Raccogliendo l'essenza
La strada che percorro è così polverosa e
accidentata che per quanto mi sforzi di
camminare dritta, m'inclino su quell'alito che
mendico in preziosi minuti che tu mi dedichi.
Il fuoco che s'accende è devastante, altissime
fiamme bruciano il mio corpo, per poi lasciare a
terra solo fuliggine spazzata via dal vento.
A tratti mi sento ubriaca di felicità per poi errare
senza meta, cerco di chiudere tutte le porte ma,
sono così sfinita che questo affare così
turbolento, veglia su lacrime calde e ancora
ferme sulle guance che le tue labbra, asciugano
prima che esse cadono.
Mi piacerebbe essere indifferente, svagata,
indolente, annoiata e provare un'avventura
galante ma, temo che sia una schiocchezza.
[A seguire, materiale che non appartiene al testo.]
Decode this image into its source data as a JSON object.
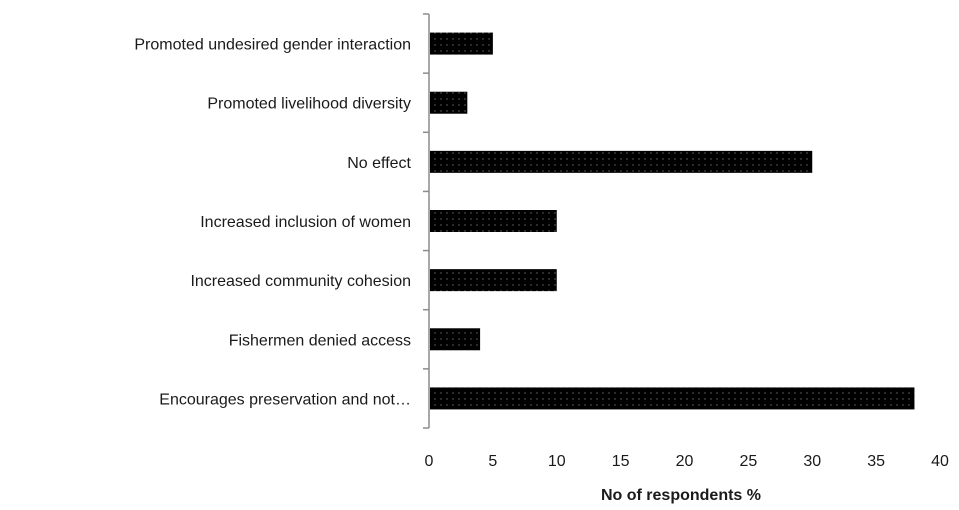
{
  "chart_data": {
    "type": "bar",
    "orientation": "horizontal",
    "categories": [
      "Promoted undesired gender interaction",
      "Promoted livelihood diversity",
      "No effect",
      "Increased inclusion of women",
      "Increased community cohesion",
      "Fishermen denied access",
      "Encourages preservation and not…"
    ],
    "values": [
      5,
      3,
      30,
      10,
      10,
      4,
      38
    ],
    "xlabel": "No of respondents %",
    "ylabel": "",
    "xlim": [
      0,
      40
    ],
    "xticks": [
      "0",
      "5",
      "10",
      "15",
      "20",
      "25",
      "30",
      "35",
      "40"
    ],
    "grid": false,
    "bar_color": "#000000",
    "bar_pattern": "dotted"
  }
}
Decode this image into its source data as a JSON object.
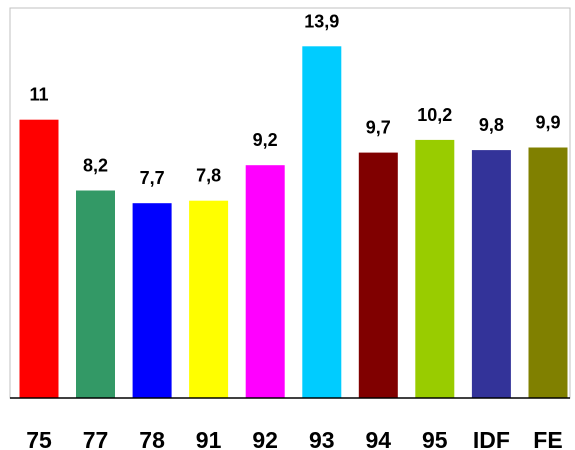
{
  "chart_data": {
    "type": "bar",
    "title": "",
    "xlabel": "",
    "ylabel": "",
    "ylim": [
      0,
      15
    ],
    "grid": false,
    "legend": "none",
    "categories": [
      "75",
      "77",
      "78",
      "91",
      "92",
      "93",
      "94",
      "95",
      "IDF",
      "FE"
    ],
    "values": [
      11,
      8.2,
      7.7,
      7.8,
      9.2,
      13.9,
      9.7,
      10.2,
      9.8,
      9.9
    ],
    "value_labels": [
      "11",
      "8,2",
      "7,7",
      "7,8",
      "9,2",
      "13,9",
      "9,7",
      "10,2",
      "9,8",
      "9,9"
    ],
    "colors": [
      "#ff0000",
      "#339966",
      "#0000ff",
      "#ffff00",
      "#ff00ff",
      "#00ccff",
      "#800000",
      "#99cc00",
      "#333399",
      "#808000"
    ],
    "frame_color": "#c0c0c0",
    "axis_color": "#000000"
  }
}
Come posso pensare anche per un solo istante,
cadere in questa trappola che non m'appartiene,
è così forte questo odore di passione, che non ho
nessun dubbio se non da parte tua, licenziare
questa magia del dolore.
Affollati sono i miei pensieri, passo da un
equilibrio sorvegliato ad un disordine mentale,
che solo una lucida ragione, mi trattiene
d'abbreviare la vita.
Il cuore mi si spacca è come una ferita seria, è
astuto non vuole rimarginarsi, combattuta lascio
che questo dolore affidi alla mia mente, ciò che
io non sono in grado di fare.
Quando sto con te è una magica sospensione di
sussurrati colloqui e quelle mani che misurano
l'ampiezza di questo amore.
Sono incerta nel proseguo ma, so già che ad un
tuo cenno mi offrirò palpitante e mi piegherò al
tuo fascino, raccogliendo l'essenza di quella
bellezza straordinaria, segreta, D'AMANTE.